Although the formula of a well-dressed young matron facing to the left and seated in front of an impressive architectural background was by this time standard in van Dyck’s repertoire, few if any of his previous portraits of comparable sitters were full-length; this suggests that the sitter was obviously a lady of high rank, as her magnificent dress and jewellery indicate. The shimmering red silk of the dress highlights the silver brocade brilliantly rendered by van Dyck with his usual flair. The lady’s penetrating gaze and tight lips reveal a certain haughtiness more suited to her palatial surroundings than to a townhouse. The little girl is an adorable creature, lively and sweet.

As the author of the corresponding entry on the website of the National Gallery of Art (Washington, DC) said: “In this tender image of a mother and daughter, Anthony van Dyck has conveyed the full extent of his artistic abilities. Even in a formal portrait like this one, he has ably captured the warmth, love, and reassurance of the parent-child relationship through gaze, gesture, and even bearing.” 

The identification of Susanna is based on the likeness of her face with that of two works by Rubens: a drawing (in the Albertina, Vienna) and the wonderful portrait known as Le Chapeau de Paille (National Gallery, London) representing Susanna after her second marriage.
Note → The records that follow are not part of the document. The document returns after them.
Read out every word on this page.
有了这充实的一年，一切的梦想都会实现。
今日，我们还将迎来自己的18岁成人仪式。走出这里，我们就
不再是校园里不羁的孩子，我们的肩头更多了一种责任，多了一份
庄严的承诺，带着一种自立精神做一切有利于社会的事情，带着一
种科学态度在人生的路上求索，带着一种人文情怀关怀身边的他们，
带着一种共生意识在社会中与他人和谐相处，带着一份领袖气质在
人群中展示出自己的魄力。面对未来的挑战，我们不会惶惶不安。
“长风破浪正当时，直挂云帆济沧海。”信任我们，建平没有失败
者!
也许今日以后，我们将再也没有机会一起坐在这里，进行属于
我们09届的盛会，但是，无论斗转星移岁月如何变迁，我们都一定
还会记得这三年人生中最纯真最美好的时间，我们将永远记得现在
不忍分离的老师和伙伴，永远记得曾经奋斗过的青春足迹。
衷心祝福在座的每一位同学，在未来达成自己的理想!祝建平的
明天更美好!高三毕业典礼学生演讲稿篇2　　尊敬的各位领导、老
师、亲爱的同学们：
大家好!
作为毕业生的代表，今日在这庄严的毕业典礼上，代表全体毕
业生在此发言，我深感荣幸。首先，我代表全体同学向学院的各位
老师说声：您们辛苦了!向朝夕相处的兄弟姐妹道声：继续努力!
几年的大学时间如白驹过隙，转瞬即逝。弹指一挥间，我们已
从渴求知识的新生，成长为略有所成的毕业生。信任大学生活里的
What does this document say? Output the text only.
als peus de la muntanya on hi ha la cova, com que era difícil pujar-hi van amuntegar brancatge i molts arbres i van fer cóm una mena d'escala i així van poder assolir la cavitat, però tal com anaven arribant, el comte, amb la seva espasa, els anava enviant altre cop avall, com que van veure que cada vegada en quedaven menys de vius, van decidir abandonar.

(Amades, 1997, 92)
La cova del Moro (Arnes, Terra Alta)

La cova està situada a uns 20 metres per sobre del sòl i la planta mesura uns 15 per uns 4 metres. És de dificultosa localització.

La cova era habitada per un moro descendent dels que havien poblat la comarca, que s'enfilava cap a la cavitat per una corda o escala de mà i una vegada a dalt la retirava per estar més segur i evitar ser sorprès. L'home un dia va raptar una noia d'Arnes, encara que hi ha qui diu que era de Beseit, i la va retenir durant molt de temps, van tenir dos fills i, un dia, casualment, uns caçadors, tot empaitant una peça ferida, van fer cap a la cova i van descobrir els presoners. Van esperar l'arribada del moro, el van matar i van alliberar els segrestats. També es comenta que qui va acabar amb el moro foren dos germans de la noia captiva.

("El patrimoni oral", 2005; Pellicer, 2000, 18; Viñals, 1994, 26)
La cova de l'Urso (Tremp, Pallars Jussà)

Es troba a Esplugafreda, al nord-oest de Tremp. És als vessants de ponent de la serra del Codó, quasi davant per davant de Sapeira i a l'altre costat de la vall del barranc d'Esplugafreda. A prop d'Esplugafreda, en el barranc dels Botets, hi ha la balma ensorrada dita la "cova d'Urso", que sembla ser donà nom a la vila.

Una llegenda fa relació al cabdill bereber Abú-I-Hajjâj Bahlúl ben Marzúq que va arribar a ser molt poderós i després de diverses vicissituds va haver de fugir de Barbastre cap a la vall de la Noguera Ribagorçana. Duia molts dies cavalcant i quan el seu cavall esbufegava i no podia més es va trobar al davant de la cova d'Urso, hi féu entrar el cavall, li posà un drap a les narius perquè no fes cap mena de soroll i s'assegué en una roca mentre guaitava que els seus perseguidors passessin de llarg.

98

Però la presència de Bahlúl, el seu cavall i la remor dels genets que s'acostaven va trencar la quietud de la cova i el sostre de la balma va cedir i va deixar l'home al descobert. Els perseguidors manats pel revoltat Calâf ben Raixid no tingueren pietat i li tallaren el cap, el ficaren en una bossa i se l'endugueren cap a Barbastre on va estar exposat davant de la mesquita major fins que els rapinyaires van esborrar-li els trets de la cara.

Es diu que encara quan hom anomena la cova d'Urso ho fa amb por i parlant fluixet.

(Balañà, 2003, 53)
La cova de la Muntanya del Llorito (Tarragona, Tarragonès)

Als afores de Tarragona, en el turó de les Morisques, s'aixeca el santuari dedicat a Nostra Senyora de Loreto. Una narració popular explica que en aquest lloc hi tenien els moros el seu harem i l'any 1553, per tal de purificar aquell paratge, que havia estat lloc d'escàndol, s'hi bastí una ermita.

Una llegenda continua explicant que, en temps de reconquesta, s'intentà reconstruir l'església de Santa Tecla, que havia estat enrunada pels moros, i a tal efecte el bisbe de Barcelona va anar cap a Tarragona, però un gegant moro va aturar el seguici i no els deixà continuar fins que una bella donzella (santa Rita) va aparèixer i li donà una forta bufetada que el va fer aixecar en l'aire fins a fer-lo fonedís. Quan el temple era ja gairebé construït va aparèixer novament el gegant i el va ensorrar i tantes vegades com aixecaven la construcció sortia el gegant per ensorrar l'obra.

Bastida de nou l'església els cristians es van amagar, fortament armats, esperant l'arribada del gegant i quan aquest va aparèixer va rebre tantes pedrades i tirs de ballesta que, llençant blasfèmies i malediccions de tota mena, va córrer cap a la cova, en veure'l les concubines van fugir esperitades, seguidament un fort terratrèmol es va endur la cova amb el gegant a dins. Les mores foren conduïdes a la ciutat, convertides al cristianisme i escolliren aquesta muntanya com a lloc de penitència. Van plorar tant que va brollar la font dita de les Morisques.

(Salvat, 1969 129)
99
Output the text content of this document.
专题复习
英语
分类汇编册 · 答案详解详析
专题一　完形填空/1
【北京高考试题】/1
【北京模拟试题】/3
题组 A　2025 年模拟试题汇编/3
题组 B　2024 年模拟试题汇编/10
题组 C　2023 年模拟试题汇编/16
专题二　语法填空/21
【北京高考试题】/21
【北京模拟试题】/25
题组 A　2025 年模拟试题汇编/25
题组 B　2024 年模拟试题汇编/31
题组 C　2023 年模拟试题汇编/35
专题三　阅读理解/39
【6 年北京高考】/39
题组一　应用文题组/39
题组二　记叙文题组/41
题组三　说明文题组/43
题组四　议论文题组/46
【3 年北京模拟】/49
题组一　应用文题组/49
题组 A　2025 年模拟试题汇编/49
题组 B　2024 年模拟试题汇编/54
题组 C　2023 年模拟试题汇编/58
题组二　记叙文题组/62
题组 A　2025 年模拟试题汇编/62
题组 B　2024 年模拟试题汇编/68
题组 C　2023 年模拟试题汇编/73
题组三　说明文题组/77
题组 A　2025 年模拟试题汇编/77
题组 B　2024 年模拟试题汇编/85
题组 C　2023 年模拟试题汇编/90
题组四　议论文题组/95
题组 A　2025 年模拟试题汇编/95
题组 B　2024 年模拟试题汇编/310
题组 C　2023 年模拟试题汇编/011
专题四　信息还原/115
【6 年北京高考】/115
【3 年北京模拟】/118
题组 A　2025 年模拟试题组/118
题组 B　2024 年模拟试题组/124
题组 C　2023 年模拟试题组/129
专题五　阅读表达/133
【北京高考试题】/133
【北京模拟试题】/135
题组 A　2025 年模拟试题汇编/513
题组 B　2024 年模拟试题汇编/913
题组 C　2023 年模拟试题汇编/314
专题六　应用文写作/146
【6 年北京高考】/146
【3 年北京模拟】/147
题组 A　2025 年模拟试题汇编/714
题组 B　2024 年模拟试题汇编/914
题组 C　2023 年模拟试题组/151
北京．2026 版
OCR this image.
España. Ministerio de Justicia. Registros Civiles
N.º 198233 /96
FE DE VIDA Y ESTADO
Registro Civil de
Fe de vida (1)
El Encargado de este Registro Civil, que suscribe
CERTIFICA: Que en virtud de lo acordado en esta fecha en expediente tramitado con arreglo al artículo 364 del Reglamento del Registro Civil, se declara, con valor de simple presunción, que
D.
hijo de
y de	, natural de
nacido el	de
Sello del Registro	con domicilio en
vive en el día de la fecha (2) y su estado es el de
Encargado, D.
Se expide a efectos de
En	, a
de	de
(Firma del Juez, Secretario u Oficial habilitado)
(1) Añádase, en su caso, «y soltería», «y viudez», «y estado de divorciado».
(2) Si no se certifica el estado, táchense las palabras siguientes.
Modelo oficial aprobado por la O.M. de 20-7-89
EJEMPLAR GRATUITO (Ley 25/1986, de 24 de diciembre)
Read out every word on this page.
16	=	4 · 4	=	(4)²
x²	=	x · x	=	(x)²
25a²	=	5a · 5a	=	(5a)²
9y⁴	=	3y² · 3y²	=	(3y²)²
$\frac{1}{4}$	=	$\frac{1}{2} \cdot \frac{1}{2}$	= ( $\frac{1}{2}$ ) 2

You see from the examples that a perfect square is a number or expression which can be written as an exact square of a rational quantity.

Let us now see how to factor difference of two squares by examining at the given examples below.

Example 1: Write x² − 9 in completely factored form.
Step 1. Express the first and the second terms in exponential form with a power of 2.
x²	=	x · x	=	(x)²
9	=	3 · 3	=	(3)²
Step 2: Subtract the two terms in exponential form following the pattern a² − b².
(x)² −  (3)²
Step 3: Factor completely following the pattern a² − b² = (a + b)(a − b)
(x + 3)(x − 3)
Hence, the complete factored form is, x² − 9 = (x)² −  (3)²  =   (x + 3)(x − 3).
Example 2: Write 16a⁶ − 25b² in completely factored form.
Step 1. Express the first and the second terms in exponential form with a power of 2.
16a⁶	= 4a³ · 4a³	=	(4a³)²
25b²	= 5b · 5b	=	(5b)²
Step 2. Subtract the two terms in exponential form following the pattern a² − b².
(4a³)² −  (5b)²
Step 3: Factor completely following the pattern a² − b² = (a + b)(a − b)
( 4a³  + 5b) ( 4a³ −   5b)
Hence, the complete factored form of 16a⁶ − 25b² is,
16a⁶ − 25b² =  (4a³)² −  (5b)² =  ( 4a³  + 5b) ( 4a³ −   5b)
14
The similarity between both women is extraordinary in both the drawing and the painting: both have a rather small head, a deeply elongated oval-shaped face, large eyes, high cheekbones, a small pointed nose and a narrow chin.

There are no records about the whereabouts of this picture after the death of Susanna´s husband, Arnold Lunden in 1656. It reappeared in 1749 in the sale of the collection of  Anna Theresia van Halen, a lady from Antwerp. In 1769 it was acquired by Louis XV´s famous minister, the Duke of Choiseul; at his death, most of his paintings were bought by the prince Alexander Golitzyn for the empress of Russia Catherine II. It remained in the Palace of the Hermitage until 1930 when it was acquired by the American multimillionaire Andrew W. Mellon who bequeathed it to the National Gallery of Art in 1937.